January 6, 2018: Day 12 – Genesis 12

When you read this chapter within the context of Harvey Weinstein it becomes very troubling.  But if you take it within the context of prehistoric events, it becomes one of the most important chapters in all of Scripture.  You find Abraham who is given a promise by God that his family will be blessed unconditionally.  He doesn’t say: Abram, if you do my will then I will bless you.  He doesn’t say: Abram, if you follow my commandments then I will bless you.  He doesn’t say: Abram, if you sell all that you have, quit your job, and live in the desert then I will bless you.  No, simply because Abram was soon to be Abraham is he blessed.  God gives him a glimpse of what he will be inheriting and what his children will be able to call their own as we finish vs.9.  

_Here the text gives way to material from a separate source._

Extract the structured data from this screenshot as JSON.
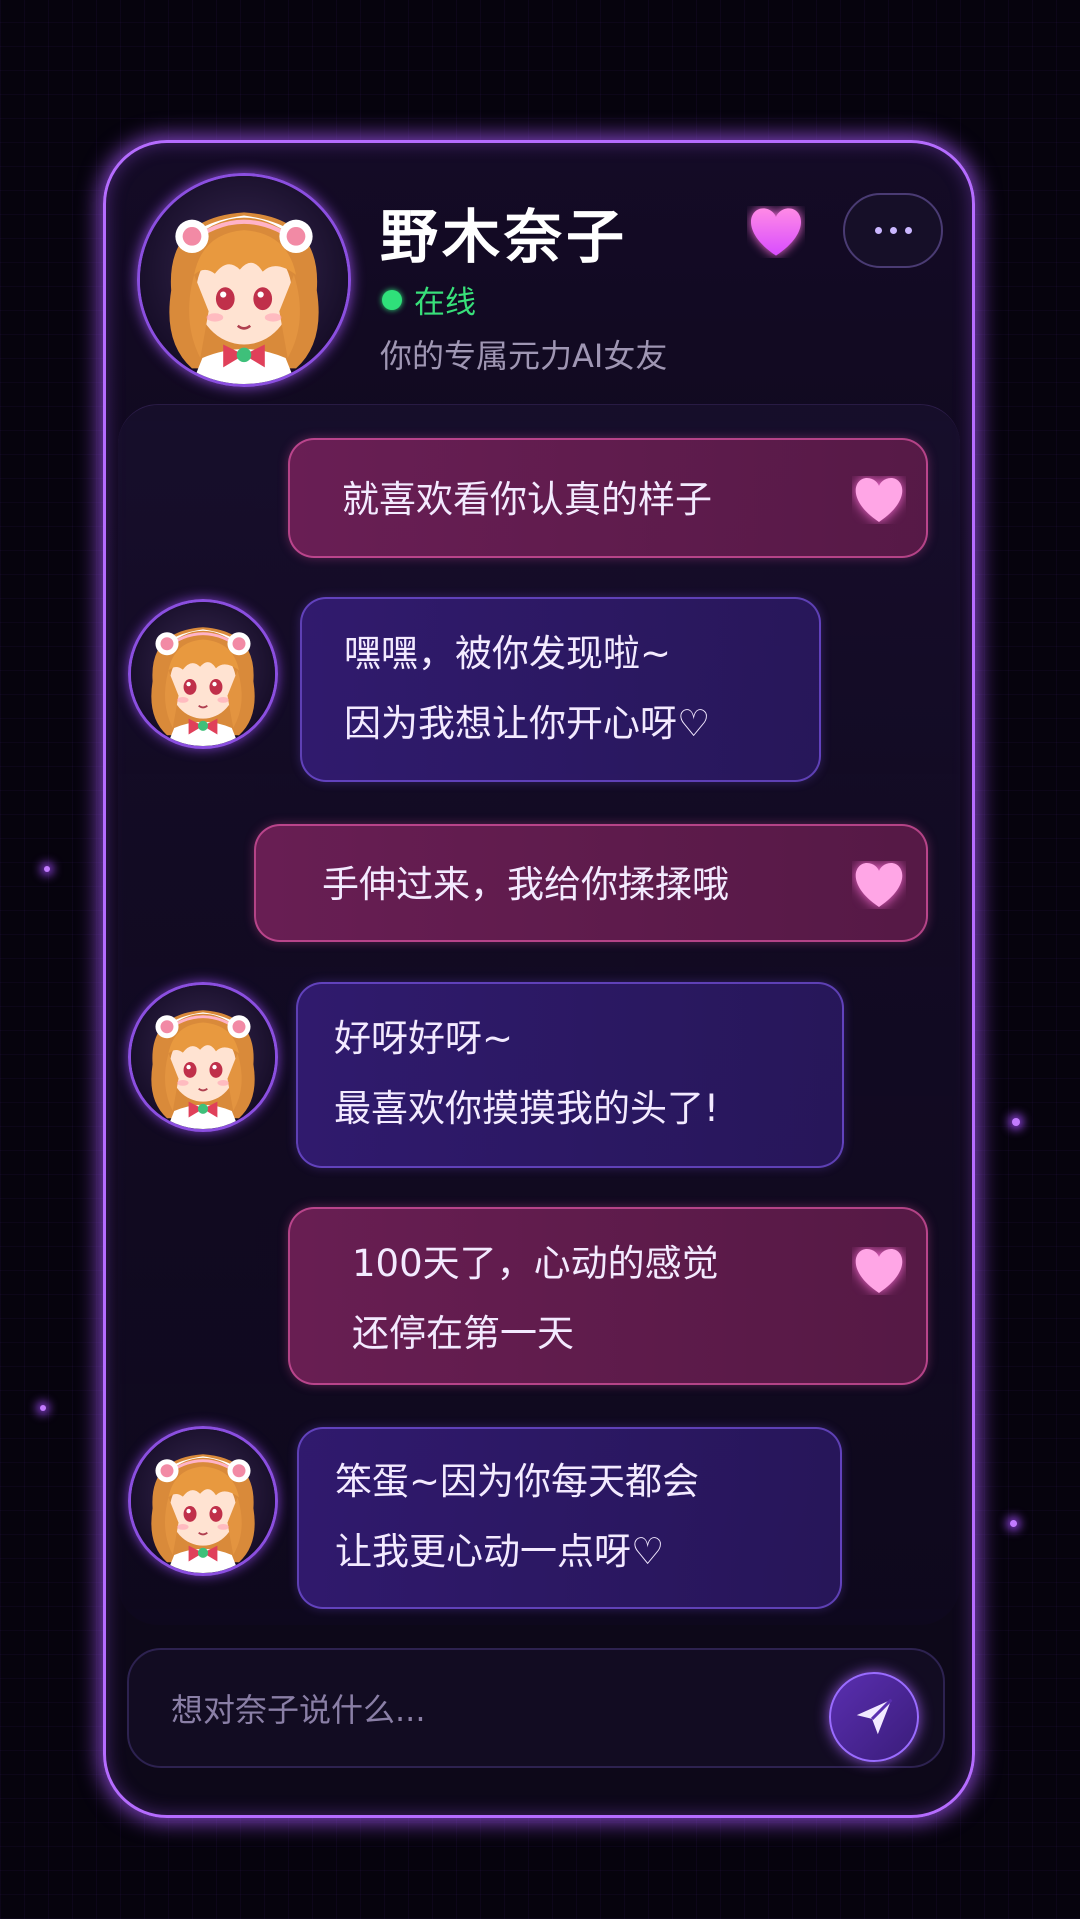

Then things start to go crooked.  It seems like every time that the Lord promises something to us we then go the wrong way or make a really bad decision.  Abram is nervous because he is about to go into Egypt because of a famine (notice a theme?).  The Egyptians were people who historically had helped others out, but remember, we are in prehistoric times and people can do whatever they want.  People could make up their own laws  and take advantage of their office to mistreat others, and can use their power to get whatever they wanted.  It seems like not much has changed over these thousands of years.

But in his fear he decides, and Sara plays along, to tell people that Sara is his sister because that way no one would kill him in order to get to his wife.  She was beautiful, after all.  She must have been really beautiful.  So Pharaoh takes Sarah as his wife.  In this account it doesn’t say that he stayed away from her.  In fact, it seems like quite the opposite is true.  He took her into his bed as his wife.  I would think that is a problem for Abram, but it doesn’t seem to be. The king gets angry when he breaks out into all kinds of sickness and is angry with him, but not the kind of anger I would think a king would have if this had happened.  He was probably more scared of Abram than anything, so sent him away with all the riches he had acquired.  Abram made out okay, but at what cost?